Se si tratta di scuola *paritaria* allora si tratta di scuola privata,
gestita da soggetti privati e non dalla P.A.
Infatti la legittimazione passiva "automatica" del Ministero si fonda
sul secondo comma dell'art. 61 della L. 312/1980 che stabilisce
l'immedesimazione organica dell'insegnante delle scuole *statali*
(quindi secondo ciclo, cioè medie inferiori e superiori) con il
Ministero.
Infatti i docenti hanno un rapporto di lavoro che si instaura con il
Ministero e non a caso è questo a disporre il versamento delle
retribuzioni (naturalmente ciò vale se si tratta di insegnanti di
ruolo).
Nel caso di scuola privata, invece, la qualificazione giuridica della
situazione è, per me, diversa:
1. I genitori stipulano un contratto di diritto privato con il
soggetto privato (persona fisica o giuridica che sia) che gestisce
l'istituto, avente ad oggetto danaro contro la "protezione" e
l'istruzione dell'iscritto.
2. Il soggetto privato si avvale di subordinati con competenze
specifiche (gli insegnanti) per eseguire dette prestazioni.

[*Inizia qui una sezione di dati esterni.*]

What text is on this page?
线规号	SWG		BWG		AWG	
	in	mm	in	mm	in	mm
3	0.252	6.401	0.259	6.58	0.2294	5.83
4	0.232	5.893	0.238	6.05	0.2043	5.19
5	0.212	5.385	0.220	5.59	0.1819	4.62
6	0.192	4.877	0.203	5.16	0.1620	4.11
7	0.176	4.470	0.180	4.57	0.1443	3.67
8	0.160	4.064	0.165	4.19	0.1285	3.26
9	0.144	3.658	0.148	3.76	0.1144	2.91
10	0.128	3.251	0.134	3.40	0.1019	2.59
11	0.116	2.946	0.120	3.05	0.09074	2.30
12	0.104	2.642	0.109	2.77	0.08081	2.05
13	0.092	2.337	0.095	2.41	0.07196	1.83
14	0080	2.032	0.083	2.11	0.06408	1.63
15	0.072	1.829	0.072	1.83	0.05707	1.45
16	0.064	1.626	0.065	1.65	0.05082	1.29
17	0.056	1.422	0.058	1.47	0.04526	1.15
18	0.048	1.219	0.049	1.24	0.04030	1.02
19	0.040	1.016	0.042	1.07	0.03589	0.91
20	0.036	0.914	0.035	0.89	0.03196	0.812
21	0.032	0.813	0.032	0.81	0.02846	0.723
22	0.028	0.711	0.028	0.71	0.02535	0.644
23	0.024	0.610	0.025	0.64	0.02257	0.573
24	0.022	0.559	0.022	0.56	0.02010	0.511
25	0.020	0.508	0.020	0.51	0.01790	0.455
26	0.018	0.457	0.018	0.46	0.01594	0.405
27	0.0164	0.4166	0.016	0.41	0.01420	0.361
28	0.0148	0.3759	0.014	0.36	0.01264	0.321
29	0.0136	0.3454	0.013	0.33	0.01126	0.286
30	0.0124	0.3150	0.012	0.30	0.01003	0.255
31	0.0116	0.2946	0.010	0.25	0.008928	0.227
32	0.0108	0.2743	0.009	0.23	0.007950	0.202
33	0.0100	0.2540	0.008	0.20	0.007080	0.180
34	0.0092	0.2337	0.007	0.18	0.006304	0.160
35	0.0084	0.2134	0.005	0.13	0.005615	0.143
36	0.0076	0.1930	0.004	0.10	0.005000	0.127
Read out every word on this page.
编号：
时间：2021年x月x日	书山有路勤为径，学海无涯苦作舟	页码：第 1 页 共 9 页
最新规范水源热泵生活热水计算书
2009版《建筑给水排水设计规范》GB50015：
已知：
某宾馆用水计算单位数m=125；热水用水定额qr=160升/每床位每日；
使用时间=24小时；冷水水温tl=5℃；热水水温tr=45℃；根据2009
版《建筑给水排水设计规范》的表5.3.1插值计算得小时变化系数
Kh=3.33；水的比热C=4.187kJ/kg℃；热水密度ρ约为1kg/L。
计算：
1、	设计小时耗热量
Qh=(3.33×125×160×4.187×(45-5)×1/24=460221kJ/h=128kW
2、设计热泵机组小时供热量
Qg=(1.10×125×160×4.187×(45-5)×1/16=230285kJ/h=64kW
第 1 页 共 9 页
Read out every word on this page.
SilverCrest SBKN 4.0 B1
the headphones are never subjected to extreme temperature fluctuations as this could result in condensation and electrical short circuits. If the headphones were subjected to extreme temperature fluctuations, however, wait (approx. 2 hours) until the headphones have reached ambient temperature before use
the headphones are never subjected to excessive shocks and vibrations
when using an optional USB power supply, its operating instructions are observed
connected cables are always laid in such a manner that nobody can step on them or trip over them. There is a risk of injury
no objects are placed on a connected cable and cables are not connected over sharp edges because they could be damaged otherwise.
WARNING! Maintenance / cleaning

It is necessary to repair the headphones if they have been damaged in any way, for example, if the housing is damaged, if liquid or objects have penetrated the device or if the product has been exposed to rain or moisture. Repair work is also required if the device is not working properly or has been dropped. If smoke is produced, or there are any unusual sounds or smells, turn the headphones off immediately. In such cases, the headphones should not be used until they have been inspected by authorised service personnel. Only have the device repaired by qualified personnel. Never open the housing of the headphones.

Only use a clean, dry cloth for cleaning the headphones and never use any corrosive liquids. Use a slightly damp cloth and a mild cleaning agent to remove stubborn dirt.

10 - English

3. Il Ministero ha solo obblighi di vigilanza, che attengono
l'idoneità del soggetto a garantire il livello minimo essenziale di
tali prestazioni (può mandare gli ispettori, può sospendere
l'attività, può revocare la qualifica di "paritaria", manda suoi
insegnanti per gli esami di conclusione del ciclo di studi, et cetera)
Ciò posto, secondo me, va convenuto in giudizio il gestore della
scuola (che eventualmente ha rivalsa su chi doveva vigilare in
occasione dell'infortunio) e non escluderei la chiamata del Ministero,
ma solo se è possibile dimostrare che la paritaria tale non doveva
essere per le sue carenze organizzative, che il Ministero avrebbe
dovuto rilevare.
Insomma, non è tanto facile portarsi dentro il Ministero, ma non è
impossibile né è da escludersi a priori.